Verse 119. -- Dross.

  1. The dross obscures the lustre and glory of the metal, yea, covers it up, so that it appears not; rust and filth compass and hide the gold, so that neither the nature nor lustre of it can be seen.
  2. Dross is a deceiving thing. It is like metal, but is not metal; the dross of silver is like it, and so the dross of gold is like gold, but the dross is neither silver nor gold.
  3. Dross is not bettered by the fire: put it into the fire time after time, it abides so still.
  4. Dross is a worthless thing. It is of no value -- base, vile, contemptible.
  5. It is useless, and to be rejected.
  6. Dross is an offensive thing: rust eats into the metal, endangers it, and makes the goldsmith to kindle the fire, to separate it from the gold and silver. --Condensed from William Greenhill.

Verse 119. -- Thy testimonies. So, very frequently, he calleth God's word, wherein there are both commands and promises: the commandments of God appertain to all, his testimonies belong to his children only; whereby more strictly, I understand his promises containing special declarations of his love and favour toward his own in Christ Jesus. -- William Cowper.

 

HINTS FOR PASTORS AND LAYPERSONS

Verse 119. -- An insight into the divine will, the best assistance in our journey through the earth. Or, what I am; where I am; where I am going; how am I to get there?

Verse 119. (first clause). -- The stranger in the earth.

  1. A short exposition. The text means, --
(a) That the saint is not born of the earth.
(b) That the saint is not known on earth.
(c) The saint's portion is not upon the earth.
(d) The saint is compassed with sorrows and trials upon earth.
(e) The saint is soon to leave the earth.

  1. A short application.
(a) Do not be like the world.
(b) Be prepared to be a sufferer on the earth.
(c) Sit loose to the world.
(d) Correspond with home.
(e) Cherish brotherly love for your fellow strangers on the
earth.
(f) Hasten home.
(g) Press others to come with you.

--Duncan Macgregor's Sermon in "The Shepherd in Israel," 1869.

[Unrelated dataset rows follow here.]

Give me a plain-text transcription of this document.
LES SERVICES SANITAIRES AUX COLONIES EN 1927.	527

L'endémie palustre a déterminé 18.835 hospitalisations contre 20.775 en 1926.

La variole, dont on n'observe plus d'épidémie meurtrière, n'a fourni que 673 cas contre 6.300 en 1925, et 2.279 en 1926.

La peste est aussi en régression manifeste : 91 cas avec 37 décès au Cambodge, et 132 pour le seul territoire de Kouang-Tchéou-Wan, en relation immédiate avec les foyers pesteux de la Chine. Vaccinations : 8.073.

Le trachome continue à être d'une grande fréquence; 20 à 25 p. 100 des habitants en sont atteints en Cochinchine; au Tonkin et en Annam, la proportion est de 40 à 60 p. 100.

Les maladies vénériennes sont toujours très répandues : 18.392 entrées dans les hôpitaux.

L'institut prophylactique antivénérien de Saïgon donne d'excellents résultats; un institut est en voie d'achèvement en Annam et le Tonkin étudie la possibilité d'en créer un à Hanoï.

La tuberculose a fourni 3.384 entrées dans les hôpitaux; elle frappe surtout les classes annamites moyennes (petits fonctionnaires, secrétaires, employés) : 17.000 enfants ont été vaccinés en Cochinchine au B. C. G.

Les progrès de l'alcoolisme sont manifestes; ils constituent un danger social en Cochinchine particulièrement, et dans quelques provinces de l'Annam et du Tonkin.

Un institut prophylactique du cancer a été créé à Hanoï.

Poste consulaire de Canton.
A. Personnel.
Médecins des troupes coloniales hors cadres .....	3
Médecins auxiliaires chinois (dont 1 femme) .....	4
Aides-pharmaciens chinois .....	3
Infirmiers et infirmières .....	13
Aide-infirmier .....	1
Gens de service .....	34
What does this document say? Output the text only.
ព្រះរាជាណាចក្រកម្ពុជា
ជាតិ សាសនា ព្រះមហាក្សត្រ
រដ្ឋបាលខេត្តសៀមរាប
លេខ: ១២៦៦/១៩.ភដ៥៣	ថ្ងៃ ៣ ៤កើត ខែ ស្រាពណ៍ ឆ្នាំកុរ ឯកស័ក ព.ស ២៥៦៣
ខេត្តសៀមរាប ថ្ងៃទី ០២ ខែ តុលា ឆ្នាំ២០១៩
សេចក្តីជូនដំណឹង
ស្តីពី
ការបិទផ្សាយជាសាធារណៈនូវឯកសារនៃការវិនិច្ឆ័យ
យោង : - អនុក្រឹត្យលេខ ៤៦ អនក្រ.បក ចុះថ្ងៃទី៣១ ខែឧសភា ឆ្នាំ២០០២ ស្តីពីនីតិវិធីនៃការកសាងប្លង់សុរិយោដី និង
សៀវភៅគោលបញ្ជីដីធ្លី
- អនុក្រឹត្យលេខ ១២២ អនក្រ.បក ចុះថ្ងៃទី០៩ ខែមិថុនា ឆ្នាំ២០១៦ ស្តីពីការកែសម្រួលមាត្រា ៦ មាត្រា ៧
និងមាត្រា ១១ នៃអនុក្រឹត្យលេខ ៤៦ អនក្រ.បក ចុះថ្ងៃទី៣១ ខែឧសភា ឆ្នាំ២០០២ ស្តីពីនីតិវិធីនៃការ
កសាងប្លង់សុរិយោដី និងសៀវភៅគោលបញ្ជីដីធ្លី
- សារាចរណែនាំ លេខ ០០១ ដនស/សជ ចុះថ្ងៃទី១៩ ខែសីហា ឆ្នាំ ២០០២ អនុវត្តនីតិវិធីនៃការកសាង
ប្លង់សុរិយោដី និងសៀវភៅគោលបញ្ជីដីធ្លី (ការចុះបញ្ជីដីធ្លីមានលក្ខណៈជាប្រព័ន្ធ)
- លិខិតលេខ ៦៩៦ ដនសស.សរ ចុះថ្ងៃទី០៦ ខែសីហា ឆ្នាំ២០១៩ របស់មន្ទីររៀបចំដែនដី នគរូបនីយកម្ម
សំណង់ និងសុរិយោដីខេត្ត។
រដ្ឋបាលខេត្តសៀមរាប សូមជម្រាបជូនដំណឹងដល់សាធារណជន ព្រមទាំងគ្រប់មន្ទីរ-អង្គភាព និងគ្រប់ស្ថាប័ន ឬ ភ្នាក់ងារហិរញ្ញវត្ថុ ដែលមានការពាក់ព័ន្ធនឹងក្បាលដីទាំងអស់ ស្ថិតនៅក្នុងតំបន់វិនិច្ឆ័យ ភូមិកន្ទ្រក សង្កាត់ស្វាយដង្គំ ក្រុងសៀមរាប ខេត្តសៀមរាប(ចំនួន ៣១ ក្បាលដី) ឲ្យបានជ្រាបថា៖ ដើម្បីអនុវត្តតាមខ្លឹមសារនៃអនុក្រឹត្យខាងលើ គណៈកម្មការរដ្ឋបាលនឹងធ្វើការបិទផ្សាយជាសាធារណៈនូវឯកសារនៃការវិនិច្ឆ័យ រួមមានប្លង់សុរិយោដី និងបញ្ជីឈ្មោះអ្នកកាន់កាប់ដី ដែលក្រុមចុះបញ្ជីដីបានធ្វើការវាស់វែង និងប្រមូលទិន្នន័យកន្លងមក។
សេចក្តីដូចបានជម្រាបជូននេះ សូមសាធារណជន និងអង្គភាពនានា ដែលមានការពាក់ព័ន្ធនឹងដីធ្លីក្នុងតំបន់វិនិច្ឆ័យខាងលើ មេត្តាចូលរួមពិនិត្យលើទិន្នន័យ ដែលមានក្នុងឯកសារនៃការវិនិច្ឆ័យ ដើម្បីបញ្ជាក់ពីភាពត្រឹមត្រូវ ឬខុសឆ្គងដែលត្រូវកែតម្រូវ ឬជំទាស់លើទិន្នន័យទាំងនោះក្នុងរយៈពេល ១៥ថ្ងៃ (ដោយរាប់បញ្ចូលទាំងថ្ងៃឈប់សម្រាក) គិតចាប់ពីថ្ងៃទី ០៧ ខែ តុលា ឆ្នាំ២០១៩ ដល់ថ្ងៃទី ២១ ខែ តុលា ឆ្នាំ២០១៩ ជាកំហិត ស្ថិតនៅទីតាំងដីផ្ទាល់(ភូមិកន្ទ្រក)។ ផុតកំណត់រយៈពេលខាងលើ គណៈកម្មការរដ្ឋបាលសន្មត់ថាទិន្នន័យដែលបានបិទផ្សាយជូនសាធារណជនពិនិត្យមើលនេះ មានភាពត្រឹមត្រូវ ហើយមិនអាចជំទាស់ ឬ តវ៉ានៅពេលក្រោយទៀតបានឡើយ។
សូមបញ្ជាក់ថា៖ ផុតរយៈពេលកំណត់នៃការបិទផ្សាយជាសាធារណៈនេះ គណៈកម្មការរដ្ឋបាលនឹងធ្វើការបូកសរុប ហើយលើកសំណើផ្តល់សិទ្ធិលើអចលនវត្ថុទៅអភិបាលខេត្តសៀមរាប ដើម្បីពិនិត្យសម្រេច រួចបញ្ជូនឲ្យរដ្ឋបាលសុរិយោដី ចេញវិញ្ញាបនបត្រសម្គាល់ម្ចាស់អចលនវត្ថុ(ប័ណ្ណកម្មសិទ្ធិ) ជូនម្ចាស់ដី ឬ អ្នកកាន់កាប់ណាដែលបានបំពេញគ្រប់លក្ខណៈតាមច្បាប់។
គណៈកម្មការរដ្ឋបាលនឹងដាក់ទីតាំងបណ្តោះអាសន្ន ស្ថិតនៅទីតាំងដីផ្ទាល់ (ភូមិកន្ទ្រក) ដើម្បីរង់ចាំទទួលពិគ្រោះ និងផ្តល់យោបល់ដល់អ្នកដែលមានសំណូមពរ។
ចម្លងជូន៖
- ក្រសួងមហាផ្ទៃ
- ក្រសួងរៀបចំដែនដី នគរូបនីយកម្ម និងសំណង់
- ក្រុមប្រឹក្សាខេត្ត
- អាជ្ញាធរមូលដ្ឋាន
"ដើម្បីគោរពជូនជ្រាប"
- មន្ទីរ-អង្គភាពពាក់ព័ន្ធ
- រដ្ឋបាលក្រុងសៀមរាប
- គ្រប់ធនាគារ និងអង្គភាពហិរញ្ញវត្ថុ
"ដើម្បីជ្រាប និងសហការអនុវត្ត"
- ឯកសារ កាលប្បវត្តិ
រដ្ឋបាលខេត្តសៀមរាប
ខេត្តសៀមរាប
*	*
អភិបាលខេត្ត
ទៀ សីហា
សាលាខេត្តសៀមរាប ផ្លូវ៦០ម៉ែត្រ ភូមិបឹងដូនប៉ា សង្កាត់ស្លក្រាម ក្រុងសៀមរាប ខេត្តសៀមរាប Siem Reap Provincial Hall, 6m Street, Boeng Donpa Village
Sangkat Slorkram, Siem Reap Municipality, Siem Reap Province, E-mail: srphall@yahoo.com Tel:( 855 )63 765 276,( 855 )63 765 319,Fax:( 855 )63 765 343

Verse 119. -- The stranger's prayer.

  1. How he came to be a stranger in the earth. He was born again. He learned the manners of his foreign home. He spoke the language of his Fatherland; and so was misunderstood and rejected on earth.
  2. How he longed after everything homelike. Home rules: "thy commandments." Home teaching: "hide not." Specially his Father's voice.
  3. How in his loneliness he solaced himself by communication with his Father.
  4. Would you not like to be a stranger? --C.A.D.

 

HINTS FOR PASTORS AND LAYPERSONS

Verse 119. -- The saint's acquiescence in God's judgments. --W.B.H.

Verse 119. --

  1. Comparison of the wicked to dross.
  2. Comparison of their doom to the putting away of dross.
  3. The saint's admiration of divine justice as seen in the rejection of the wicked.

Verse 119. -- God's putting away the wicked like dross.

  1. God's judgments are a searching and separating fire.
  2. The final judgment of the great day will complete the separating process.
  3. The great result will be, the true metal and the dross, each gathered to its own place. -- J. F.